- Native name: Shakarxon Xoliqboy qizi
- Born: 1879 Poloson village, Oltiariq, Fergana Oblast, Russian Turkestan, Russian Empire
- Died: 1921

= Shakarxon =

Shakarxon, daughter of Xoliqboy (1879–1921), was a woman warrior from Oltiariq who participated in the independence movement in Fergana Valley. Shakarxon was an active participant of the national liberation movement in Turkestan. She led a group of 500 people which became famous in the Ferghana Valley as Shakarxon's guard.

== Biography ==
Shakarxon daughter of Xoliqboy was born in 1879 in the Poloson village of Altiariq (Oltiariq) in a wealthy Xoliqboy family. His father was a craftsman Xoliqboy, and for many years he was an elder in Oltiariq market.

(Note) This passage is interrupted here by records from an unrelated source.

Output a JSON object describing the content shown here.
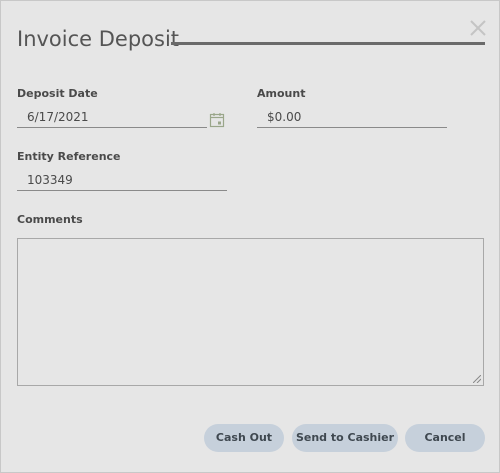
{
  "dialog": {
    "title": "Invoice Deposit"
  },
  "fields": {
    "deposit_date": {
      "label": "Deposit Date",
      "value": "6/17/2021"
    },
    "amount": {
      "label": "Amount",
      "value": "$0.00"
    },
    "entity_reference": {
      "label": "Entity Reference",
      "value": "103349"
    },
    "comments": {
      "label": "Comments",
      "value": ""
    }
  },
  "buttons": {
    "cash_out": "Cash Out",
    "send_to_cashier": "Send to Cashier",
    "cancel": "Cancel"
  },
  "colors": {
    "dialog_background": "#e6e6e6",
    "button_background": "#c6d0db",
    "title_rule": "#6a6a6a"
  },
  "icons": {
    "close": "close-icon",
    "calendar": "calendar-icon",
    "resize": "resize-grip-icon"
  }
}
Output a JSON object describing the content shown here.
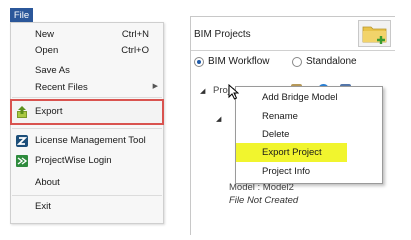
{
  "file_menu": {
    "tab_label": "File",
    "items": [
      {
        "label": "New",
        "shortcut": "Ctrl+N"
      },
      {
        "label": "Open",
        "shortcut": "Ctrl+O"
      },
      {
        "label": "Save As",
        "shortcut": ""
      },
      {
        "label": "Recent Files",
        "shortcut": ""
      },
      {
        "label": "Export",
        "shortcut": ""
      },
      {
        "label": "License Management Tool",
        "shortcut": ""
      },
      {
        "label": "ProjectWise Login",
        "shortcut": ""
      },
      {
        "label": "About",
        "shortcut": ""
      },
      {
        "label": "Exit",
        "shortcut": ""
      }
    ],
    "highlight_color": "#d9534f"
  },
  "bim_panel": {
    "title": "BIM Projects",
    "radio_options": [
      {
        "label": "BIM Workflow",
        "selected": true
      },
      {
        "label": "Standalone",
        "selected": false
      }
    ],
    "tree": {
      "project_label": "Proje",
      "model_label": "Model :  Model2",
      "status_text": "File Not Created"
    },
    "context_menu": {
      "items": [
        "Add Bridge Model",
        "Rename",
        "Delete",
        "Export Project",
        "Project Info"
      ],
      "highlighted": "Export Project",
      "highlight_color": "#f1f52e"
    }
  }
}
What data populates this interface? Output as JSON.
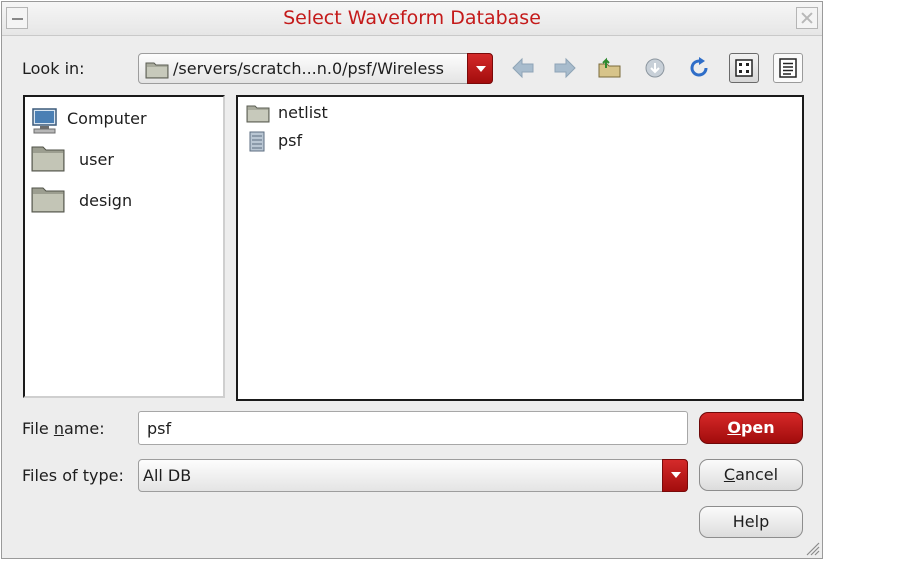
{
  "window": {
    "title": "Select Waveform Database"
  },
  "lookin": {
    "label": "Look in:",
    "path": "/servers/scratch...n.0/psf/Wireless"
  },
  "toolbar": {
    "icons": [
      "back-arrow-icon",
      "forward-arrow-icon",
      "up-folder-icon",
      "home-icon",
      "refresh-icon",
      "icon-view-icon",
      "list-view-icon"
    ],
    "view_mode": "icons"
  },
  "places": [
    {
      "label": "Computer",
      "icon": "computer-icon"
    },
    {
      "label": "user",
      "icon": "folder-icon"
    },
    {
      "label": "design",
      "icon": "folder-icon"
    }
  ],
  "files": [
    {
      "label": "netlist",
      "icon": "folder-icon"
    },
    {
      "label": "psf",
      "icon": "database-icon"
    }
  ],
  "filename": {
    "label_pre": "File ",
    "label_mnemonic": "n",
    "label_post": "ame:",
    "value": "psf"
  },
  "filetype": {
    "label": "Files of type:",
    "value": "All DB"
  },
  "buttons": {
    "open_mnemonic": "O",
    "open_rest": "pen",
    "cancel_mnemonic": "C",
    "cancel_rest": "ancel",
    "help": "Help"
  },
  "colors": {
    "title": "#c41a1a",
    "accent": "#b81414",
    "panel_bg": "#ededed"
  }
}
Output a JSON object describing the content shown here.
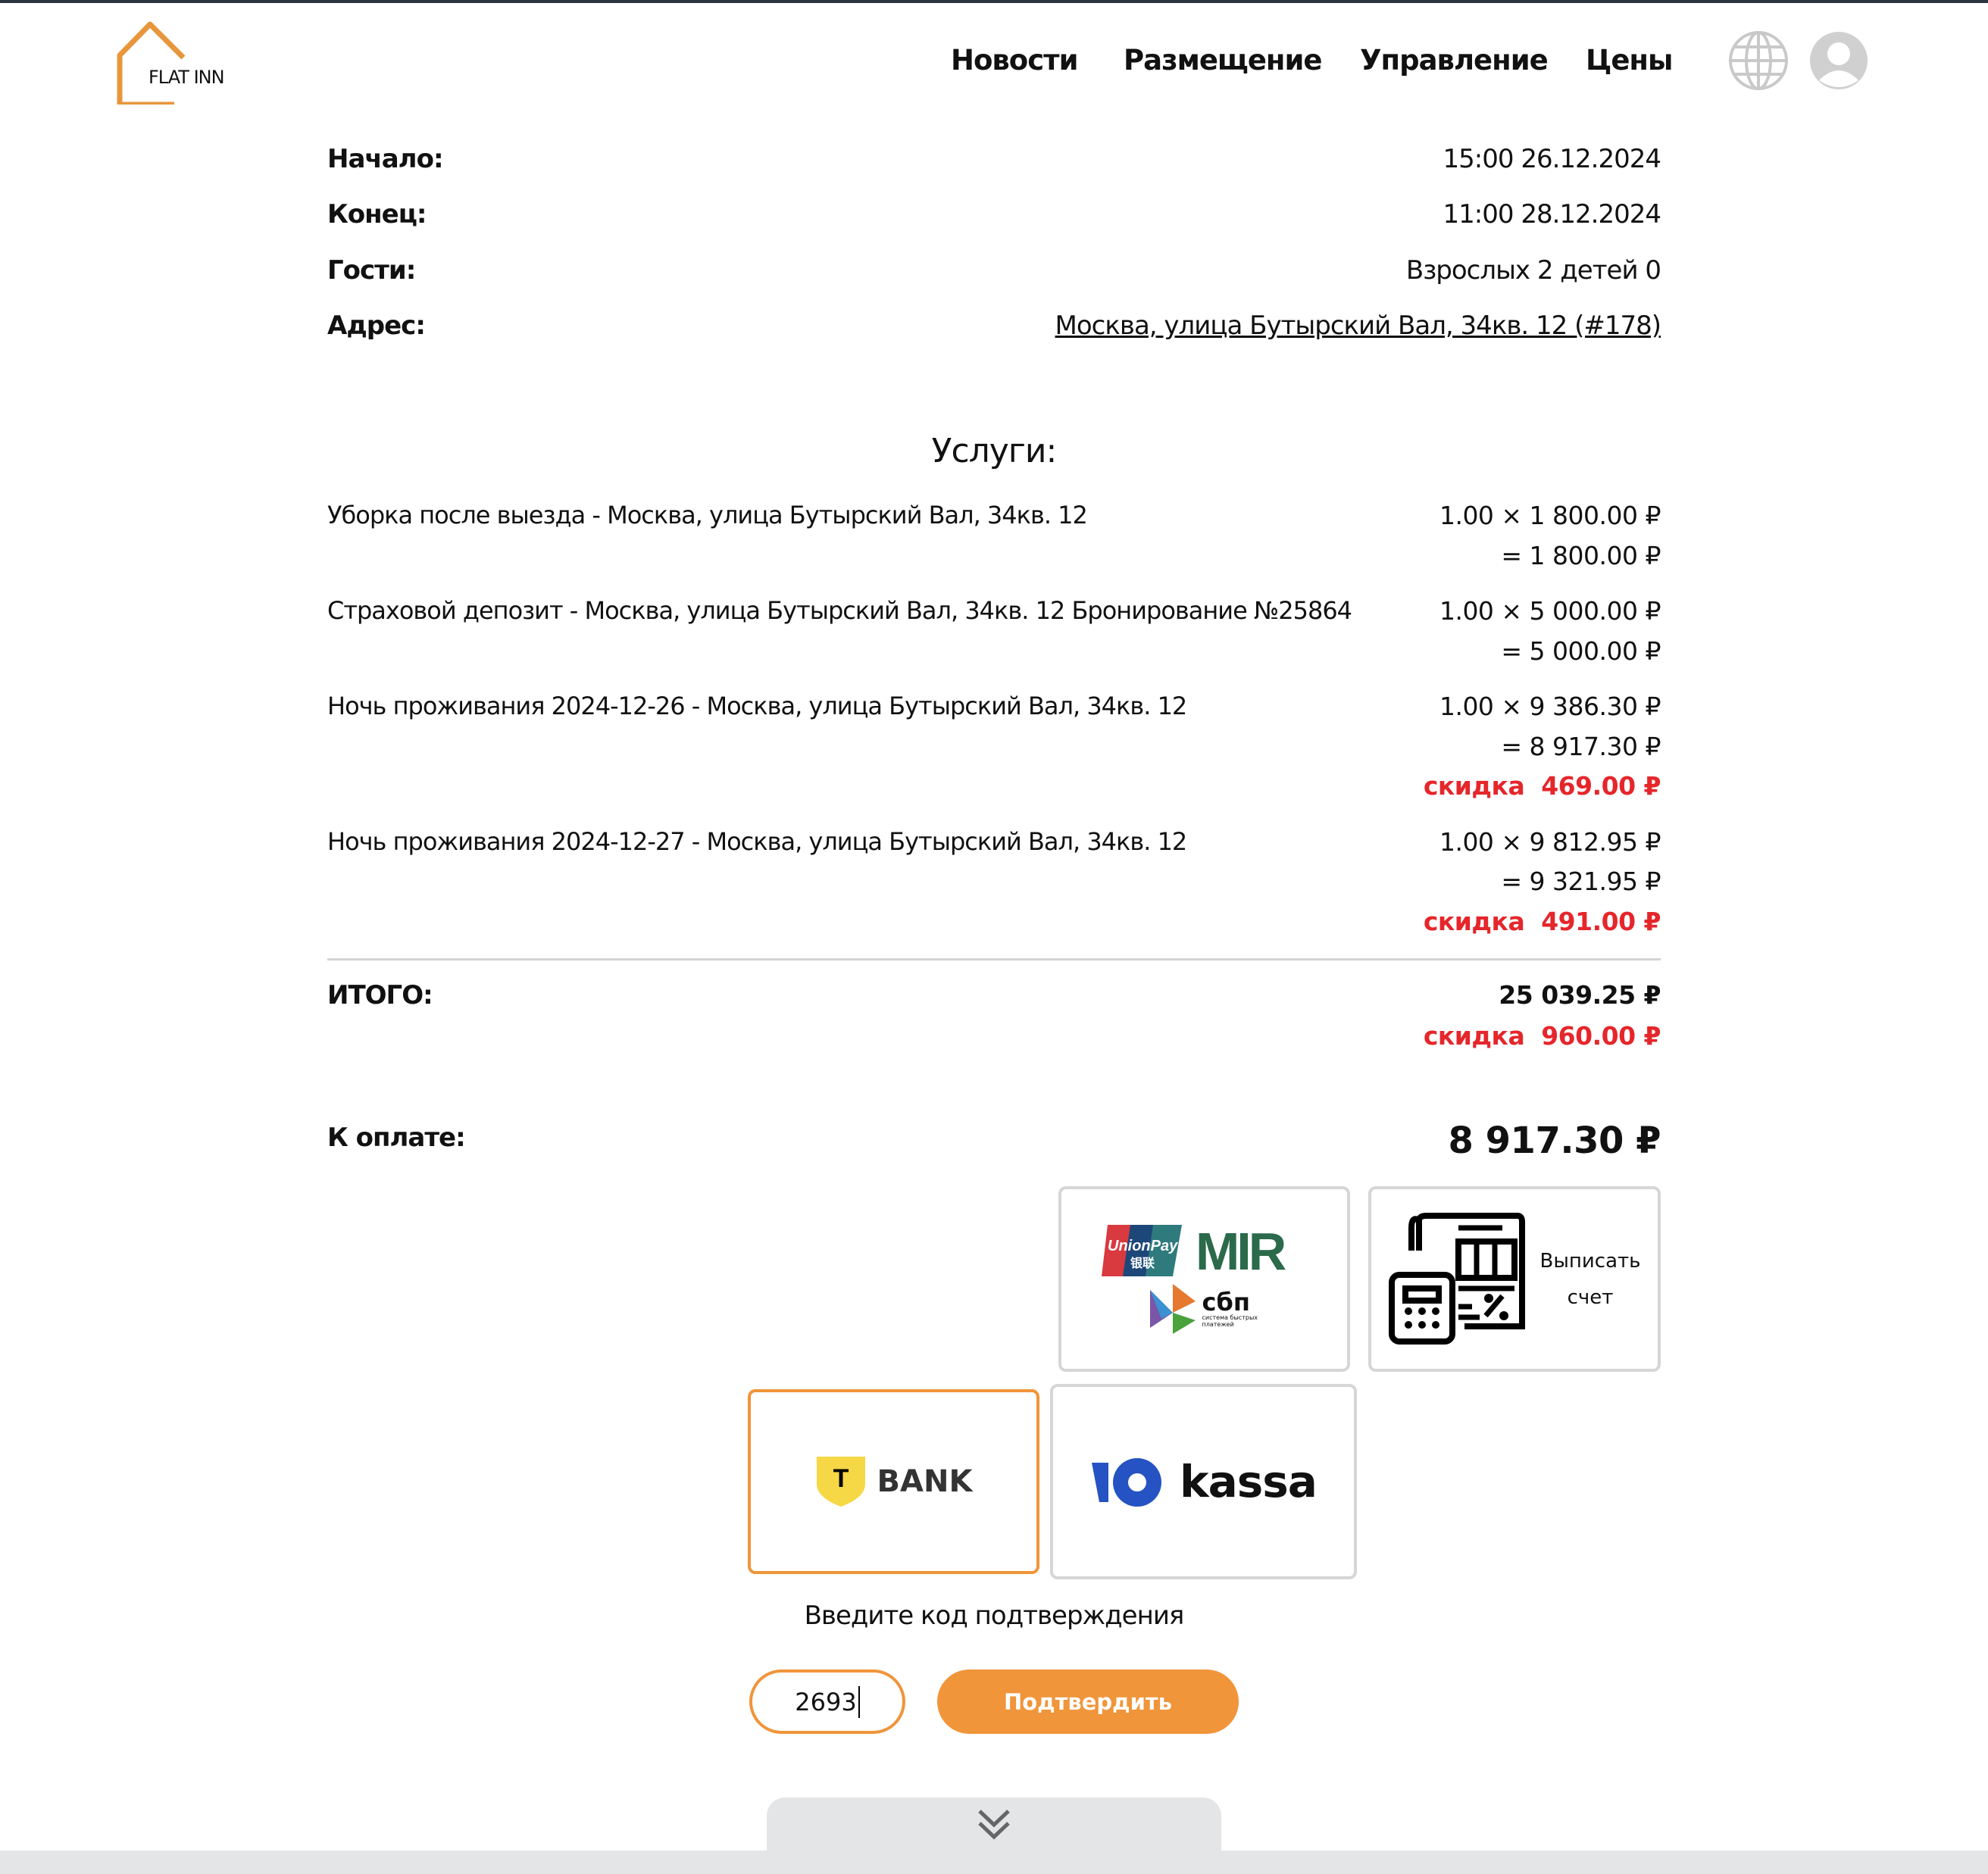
{
  "header": {
    "logo_text": "FLAT INN",
    "nav": [
      "Новости",
      "Размещение",
      "Управление",
      "Цены"
    ],
    "icons": [
      "globe-icon",
      "user-avatar-icon"
    ]
  },
  "booking": {
    "start": {
      "label": "Начало:",
      "value": "15:00 26.12.2024"
    },
    "end": {
      "label": "Конец:",
      "value": "11:00 28.12.2024"
    },
    "guests": {
      "label": "Гости:",
      "value": "Взрослых 2 детей 0"
    },
    "address": {
      "label": "Адрес:",
      "value": "Москва, улица Бутырский Вал, 34кв. 12 (#178)"
    }
  },
  "services": {
    "title": "Услуги:",
    "items": [
      {
        "name": "Уборка после выезда - Москва, улица Бутырский Вал, 34кв. 12",
        "qty_price": "1.00 × 1 800.00 ₽",
        "total": "= 1 800.00 ₽"
      },
      {
        "name": "Страховой депозит - Москва, улица Бутырский Вал, 34кв. 12 Бронирование №25864",
        "qty_price": "1.00 × 5 000.00 ₽",
        "total": "= 5 000.00 ₽"
      },
      {
        "name": "Ночь проживания 2024-12-26 - Москва, улица Бутырский Вал, 34кв. 12",
        "qty_price": "1.00 × 9 386.30 ₽",
        "total": "= 8 917.30 ₽",
        "discount": "скидка  469.00 ₽"
      },
      {
        "name": "Ночь проживания 2024-12-27 - Москва, улица Бутырский Вал, 34кв. 12",
        "qty_price": "1.00 × 9 812.95 ₽",
        "total": "= 9 321.95 ₽",
        "discount": "скидка  491.00 ₽"
      }
    ]
  },
  "totals": {
    "label": "ИТОГО:",
    "value": "25 039.25 ₽",
    "discount": "скидка  960.00 ₽",
    "pay_label": "К оплате:",
    "pay_value": "8 917.30 ₽"
  },
  "payment": {
    "cards_logos": [
      "UnionPay 银联",
      "MIR",
      "сбп",
      "система быстрых платежей"
    ],
    "invoice_label": [
      "Выписать",
      "счет"
    ],
    "tbank": "BANK",
    "tbank_letter": "T",
    "kassa": "kassa",
    "selected": "tbank",
    "accent": "#f0953a"
  },
  "confirm": {
    "prompt": "Введите код подтверждения",
    "code": "2693",
    "button": "Подтвердить"
  },
  "footer": {
    "icon": "double-chevron-down-icon"
  }
}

When she grew up, she married Otajonboy, who lived in Qayragoch village, and gave birth to two daughters and a son. They built a new home in the village of Qairaghoch of Rishton and started living there. In 1916, Otajon died and Shakarxon became a widow.

== Kurbashi Period ==
In the summer of 1918, Shakarxon came to the village of Tashkurgan, to the house of the chief of Toychi for military activity. In this way, she led a group of 500 people who became famous in the Ferghana Valley as Shakarxon's guard. After Turkistan Autonomy was crushed, in the national liberation movement that started in Fergana Valley, her husband Otajon and a group of young men fought against the Red Army at the threshold of Kairagoch village, and the non-military combatants lost the battle. After the father and son Odilxon Shakarxon Xoliqboy were shot in front of their eyes, the woman, who had reached the age of 40, went to fight with a weapon in her hand. Fighting against the Reds together with Toychi Kurbashi, at the end of 1918 she freed the entire region of Altiariq from Bolshevik influence. The soldier Shakarxon was wounded in the chest and died in the battles of 1921. The daughters of Shakarxon Kurbashi named Adolat, Turgunoy and Lazokat later worked as modern and learned people. Today, her descendants live in the village of Poloson, Oltiariq District, Fergana Region.